Tuesday 2014-04-01
Yesterday when I got home after dialysis I was totally
beaten, I had a headache, felt nauseous and tired. Even resting couldn’t return
my energy, but a forced down sandwich with a large portion of ham helped a bit.
As my arm felt still sore and heavy from Friday’s injection,
I thought better take a look. The needle point and its vicinity was bruised, from
one single red spot of Saturday to a huge patch of redness, the upper arm was
hard and swollen as if I were hit by a bat.
the blue dot at the top is injection point
10 minutes later I was in the emergency room. Registrar E
felt my right arm and left arm and left and right again and again, and said there
was a 50% chance of some kind of infection which was called Cellulitis and 50%
chance it was a delayed drug reaction. I told him my other two hepatitis B vaccine
injection didn’t gave me any delayed reaction at all and he went away to
consult some renal people for my condition and drug dose.
In the end he gave me a packet of Flucloxacillin, a letter
to my dialysis training unit and sent me home. I may hold on to the letter
myself, as they are the people who sent me to the emergency in the first place
and their changes to my treatment made me suffer more after dialysis, I’m quite
scared of their creativity and fanciful minds.

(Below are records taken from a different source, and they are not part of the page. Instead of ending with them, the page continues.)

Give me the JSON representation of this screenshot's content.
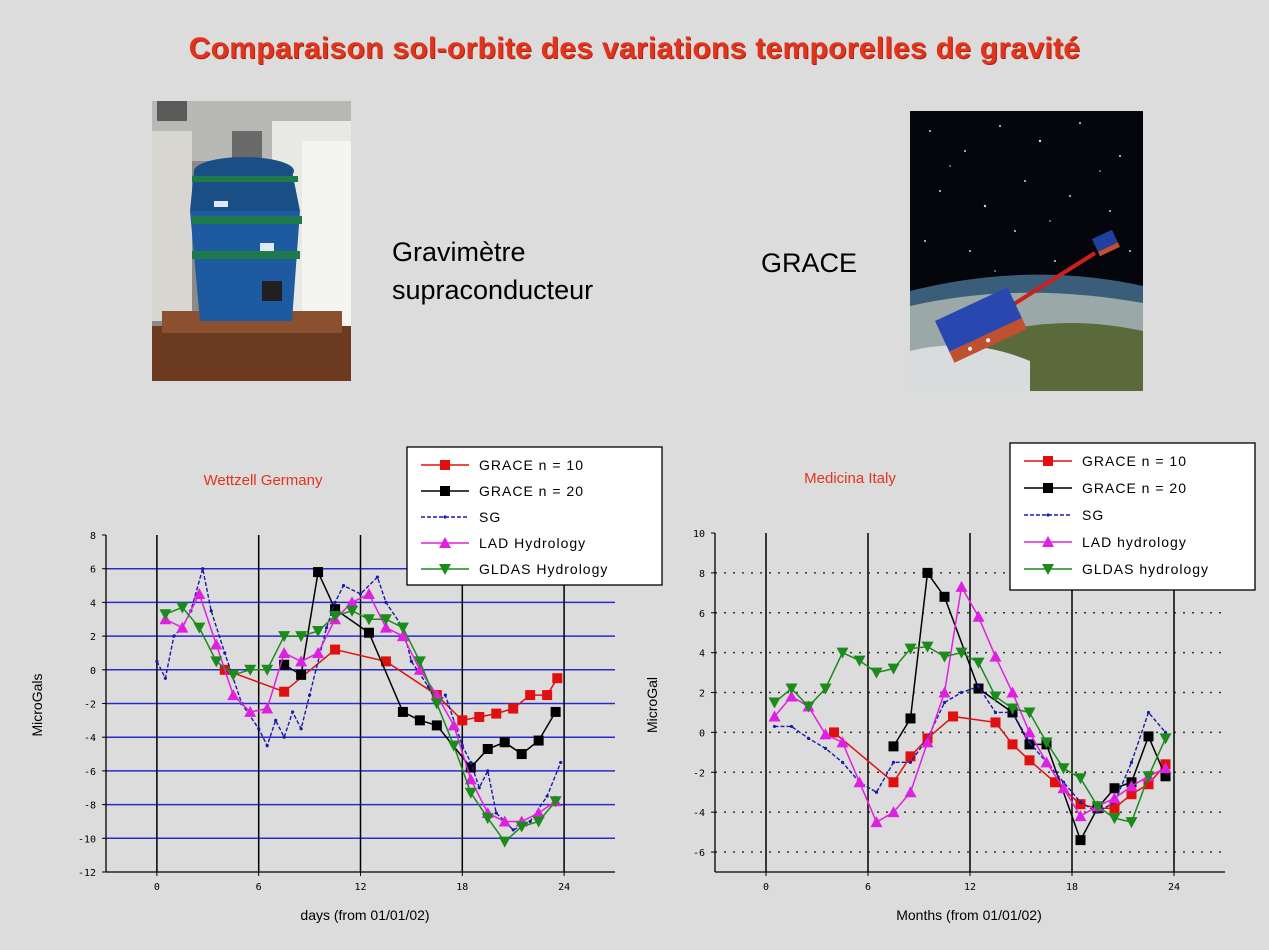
{
  "slide": {
    "title": "Comparaison sol-orbite des variations temporelles de gravité",
    "left_caption_line1": "Gravimètre",
    "left_caption_line2": "supraconducteur",
    "right_caption": "GRACE"
  },
  "chart_data": [
    {
      "type": "line",
      "title": "Wettzell Germany",
      "xlabel": "days (from 01/01/02)",
      "ylabel": "MicroGals",
      "xlim": [
        -3,
        27
      ],
      "ylim": [
        -12,
        8
      ],
      "xticks": [
        0,
        6,
        12,
        18,
        24
      ],
      "yticks": [
        8,
        6,
        4,
        2,
        0,
        -2,
        -4,
        -6,
        -8,
        -10,
        -12
      ],
      "grid": "horizontal blue lines every 2, vertical black lines at x ticks",
      "legend_position": "top-right",
      "series": [
        {
          "name": "GRACE n = 10",
          "color": "#e01010",
          "marker": "square",
          "x": [
            4,
            7.5,
            10.5,
            13.5,
            16.5,
            18,
            19,
            20,
            21,
            22,
            23,
            23.6
          ],
          "y": [
            0,
            -1.3,
            1.2,
            0.5,
            -1.5,
            -3,
            -2.8,
            -2.6,
            -2.3,
            -1.5,
            -1.5,
            -0.5
          ]
        },
        {
          "name": "GRACE n = 20",
          "color": "#000000",
          "marker": "square",
          "x": [
            7.5,
            8.5,
            9.5,
            10.5,
            12.5,
            14.5,
            15.5,
            16.5,
            18.5,
            19.5,
            20.5,
            21.5,
            22.5,
            23.5
          ],
          "y": [
            0.3,
            -0.3,
            5.8,
            3.6,
            2.2,
            -2.5,
            -3,
            -3.3,
            -5.8,
            -4.7,
            -4.3,
            -5,
            -4.2,
            -2.5
          ]
        },
        {
          "name": "SG",
          "color": "#1a1aa8",
          "marker": "dot",
          "x": [
            0,
            0.5,
            1,
            1.5,
            2,
            2.7,
            3.2,
            4,
            5,
            6,
            6.5,
            7,
            7.5,
            8,
            8.5,
            9,
            10,
            10.5,
            11,
            12,
            13,
            13.5,
            14.5,
            15,
            16,
            16.5,
            17,
            18,
            18.5,
            19,
            19.5,
            20,
            21,
            22,
            23,
            23.8
          ],
          "y": [
            0.5,
            -0.5,
            2,
            2.5,
            3.5,
            6,
            3.5,
            1,
            -2,
            -3.5,
            -4.5,
            -3,
            -4,
            -2.5,
            -3.5,
            -1.5,
            2.5,
            4,
            5,
            4.5,
            5.5,
            4,
            2.5,
            0.5,
            -1,
            -2,
            -1.5,
            -4.5,
            -5.5,
            -7,
            -6,
            -8.5,
            -9.5,
            -9,
            -7.5,
            -5.5
          ]
        },
        {
          "name": "LAD Hydrology",
          "color": "#e020e0",
          "marker": "triangle-up",
          "x": [
            0.5,
            1.5,
            2.5,
            3.5,
            4.5,
            5.5,
            6.5,
            7.5,
            8.5,
            9.5,
            10.5,
            11.5,
            12.5,
            13.5,
            14.5,
            15.5,
            16.5,
            17.5,
            18.5,
            19.5,
            20.5,
            21.5,
            22.5,
            23.5
          ],
          "y": [
            3,
            2.5,
            4.5,
            1.5,
            -1.5,
            -2.5,
            -2.3,
            1,
            0.5,
            1,
            3,
            4,
            4.5,
            2.5,
            2,
            0,
            -1.5,
            -3.3,
            -6.5,
            -8.5,
            -9,
            -9,
            -8.5,
            -7.8
          ]
        },
        {
          "name": "GLDAS Hydrology",
          "color": "#1c8a1c",
          "marker": "triangle-down",
          "x": [
            0.5,
            1.5,
            2.5,
            3.5,
            4.5,
            5.5,
            6.5,
            7.5,
            8.5,
            9.5,
            10.5,
            11.5,
            12.5,
            13.5,
            14.5,
            15.5,
            16.5,
            17.5,
            18.5,
            19.5,
            20.5,
            21.5,
            22.5,
            23.5
          ],
          "y": [
            3.3,
            3.7,
            2.5,
            0.5,
            -0.3,
            0,
            0,
            2,
            2,
            2.3,
            3.2,
            3.5,
            3,
            3,
            2.5,
            0.5,
            -2,
            -4.5,
            -7.3,
            -8.8,
            -10.2,
            -9.3,
            -9,
            -7.8
          ]
        }
      ]
    },
    {
      "type": "line",
      "title": "Medicina Italy",
      "xlabel": "Months (from 01/01/02)",
      "ylabel": "MicroGal",
      "xlim": [
        -3,
        27
      ],
      "ylim": [
        -7,
        10
      ],
      "xticks": [
        0,
        6,
        12,
        18,
        24
      ],
      "yticks": [
        10,
        8,
        6,
        4,
        2,
        0,
        -2,
        -4,
        -6
      ],
      "grid": "dotted horizontal lines every 2, vertical black lines at x ticks",
      "legend_position": "top-right",
      "series": [
        {
          "name": "GRACE n = 10",
          "color": "#e01010",
          "marker": "square",
          "x": [
            4,
            7.5,
            8.5,
            9.5,
            11,
            13.5,
            14.5,
            15.5,
            17,
            18.5,
            19.5,
            20.5,
            21.5,
            22.5,
            23.5
          ],
          "y": [
            0,
            -2.5,
            -1.2,
            -0.3,
            0.8,
            0.5,
            -0.6,
            -1.4,
            -2.5,
            -3.6,
            -3.8,
            -3.8,
            -3.1,
            -2.6,
            -1.6
          ]
        },
        {
          "name": "GRACE n = 20",
          "color": "#000000",
          "marker": "square",
          "x": [
            7.5,
            8.5,
            9.5,
            10.5,
            12.5,
            14.5,
            15.5,
            16.5,
            18.5,
            19.5,
            20.5,
            21.5,
            22.5,
            23.5
          ],
          "y": [
            -0.7,
            0.7,
            8,
            6.8,
            2.2,
            1,
            -0.6,
            -0.6,
            -5.4,
            -3.8,
            -2.8,
            -2.5,
            -0.2,
            -2.2
          ]
        },
        {
          "name": "SG",
          "color": "#1a1aa8",
          "marker": "dot",
          "x": [
            0.5,
            1.5,
            2.5,
            3.5,
            4.5,
            5.5,
            6.5,
            7.5,
            8.5,
            9.5,
            10.5,
            11.5,
            12.5,
            13.5,
            14.5,
            15.5,
            16.5,
            17.5,
            18.5,
            19.5,
            20.5,
            21.5,
            22.5,
            23.5
          ],
          "y": [
            0.3,
            0.3,
            -0.3,
            -0.8,
            -1.5,
            -2.5,
            -3,
            -1.5,
            -1.5,
            -0.3,
            1.5,
            2,
            2.3,
            1,
            1,
            -0.5,
            -1.5,
            -2.5,
            -3.5,
            -4,
            -3.5,
            -1.5,
            1,
            0
          ]
        },
        {
          "name": "LAD hydrology",
          "color": "#e020e0",
          "marker": "triangle-up",
          "x": [
            0.5,
            1.5,
            2.5,
            3.5,
            4.5,
            5.5,
            6.5,
            7.5,
            8.5,
            9.5,
            10.5,
            11.5,
            12.5,
            13.5,
            14.5,
            15.5,
            16.5,
            17.5,
            18.5,
            19.5,
            20.5,
            21.5,
            22.5,
            23.5
          ],
          "y": [
            0.8,
            1.8,
            1.3,
            -0.1,
            -0.5,
            -2.5,
            -4.5,
            -4,
            -3,
            -0.5,
            2,
            7.3,
            5.8,
            3.8,
            2,
            0,
            -1.5,
            -2.8,
            -4.2,
            -3.7,
            -3.3,
            -2.7,
            -2.2,
            -1.8
          ]
        },
        {
          "name": "GLDAS hydrology",
          "color": "#1c8a1c",
          "marker": "triangle-down",
          "x": [
            0.5,
            1.5,
            2.5,
            3.5,
            4.5,
            5.5,
            6.5,
            7.5,
            8.5,
            9.5,
            10.5,
            11.5,
            12.5,
            13.5,
            14.5,
            15.5,
            16.5,
            17.5,
            18.5,
            19.5,
            20.5,
            21.5,
            22.5,
            23.5
          ],
          "y": [
            1.5,
            2.2,
            1.3,
            2.2,
            4,
            3.6,
            3,
            3.2,
            4.2,
            4.3,
            3.8,
            4,
            3.5,
            1.8,
            1.2,
            1,
            -0.5,
            -1.8,
            -2.3,
            -3.7,
            -4.3,
            -4.5,
            -2.2,
            -0.3
          ]
        }
      ]
    }
  ]
}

Obviously the drug was effective, few hours later the bruise
mollified down a little, I continued with the medicine. This morning the
swollen was gone, the bruise dulled down a shade, the sore and heaviness would
take a few more days to heal.
About 10 days ago, on Wednesday, 19th March after
dialysis I also ended up in the same emergency room. My wound from previous day’s
operation oozed blood, within half an hour from a single red spot to one side
of the dressing darkened.
Inadvertently I must
somehow graze my wound while dialysing and the heparin I received on the machine
made it worse. Holding my forearm and hand upright I was in the emergency
within 10 minutes.
Neither the triage nurse nor the doctor dared to touch my
dressing soon as they learned my wound was the result of previous day’s
operation. The doctor consulted the vascular registrar who operated me and
decided to send me home without doing anything saying things to the effect that
unless the whole dressing was soaked and worse, don’t come back.
The bleeding temporarily slowed with my arm holding upwards,
I was tired and my arm turned horizontal with which the bleeding came back. I
called access nurse M who gave me her 24 hour number, who told me pressing my
hand on the wound which I did for 20 minutes and it worked.

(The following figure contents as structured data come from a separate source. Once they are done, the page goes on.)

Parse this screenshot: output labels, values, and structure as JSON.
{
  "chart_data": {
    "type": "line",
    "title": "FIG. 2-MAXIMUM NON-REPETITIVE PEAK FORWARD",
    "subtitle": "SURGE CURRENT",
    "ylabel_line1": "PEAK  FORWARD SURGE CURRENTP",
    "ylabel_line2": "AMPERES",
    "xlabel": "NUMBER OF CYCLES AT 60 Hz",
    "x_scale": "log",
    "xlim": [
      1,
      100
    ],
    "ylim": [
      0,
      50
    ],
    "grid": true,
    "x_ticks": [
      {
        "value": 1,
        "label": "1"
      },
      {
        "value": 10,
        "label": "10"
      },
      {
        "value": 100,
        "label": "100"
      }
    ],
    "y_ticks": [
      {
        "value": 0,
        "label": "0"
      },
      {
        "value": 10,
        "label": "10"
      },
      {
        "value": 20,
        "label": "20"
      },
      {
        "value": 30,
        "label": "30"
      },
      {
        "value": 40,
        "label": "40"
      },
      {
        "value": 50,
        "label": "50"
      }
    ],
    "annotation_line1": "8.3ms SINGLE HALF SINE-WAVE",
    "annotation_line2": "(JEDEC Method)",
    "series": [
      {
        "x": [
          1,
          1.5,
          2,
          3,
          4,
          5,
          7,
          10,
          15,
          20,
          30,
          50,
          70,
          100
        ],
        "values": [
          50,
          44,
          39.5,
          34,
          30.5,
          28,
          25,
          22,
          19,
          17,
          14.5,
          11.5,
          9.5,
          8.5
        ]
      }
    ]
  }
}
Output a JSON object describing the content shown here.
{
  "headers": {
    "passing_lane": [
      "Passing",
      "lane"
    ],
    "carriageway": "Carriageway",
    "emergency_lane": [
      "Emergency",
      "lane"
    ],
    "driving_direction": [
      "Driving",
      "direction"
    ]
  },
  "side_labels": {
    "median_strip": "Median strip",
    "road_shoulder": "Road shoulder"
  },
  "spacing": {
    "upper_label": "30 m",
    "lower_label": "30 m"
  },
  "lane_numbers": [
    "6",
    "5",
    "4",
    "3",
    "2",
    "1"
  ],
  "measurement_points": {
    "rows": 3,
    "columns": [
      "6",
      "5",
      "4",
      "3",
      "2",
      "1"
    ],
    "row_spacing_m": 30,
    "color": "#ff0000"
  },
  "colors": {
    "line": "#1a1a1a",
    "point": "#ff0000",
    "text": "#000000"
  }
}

We all heard of the phrase “put pressure on the wound when
bleeding” a thousand times, neither the emergency people nor the surgeon did
this. When I told doctor L that my up held arm seemed helped a bit, she said, “Well,
then keep on doing that”.
I delayed my hospital visit for more than 20 years, no GPs
either, rarely taken medicine, eventually I ended up in the emergency and found
I only got 3% kidney function left. In the past half a year, I made 5 emergency
trips, 1st one was too late and the rest I went as soon as possible.
The other 2 emergencies, aside from the above mentioned ones,
one was my catheter was not properly dressed which resulted minor infection of
the wound and other one was my jaw bled continuously due to overdosed heparin
for a period of time which lead to platelet count dropping 50% within 20 days and
APPT reading was 96 seconds.
The emergency trips are a bit much for me. I don’t have the
intention to start a blog for "Emergency Day". Imagine how long would that last.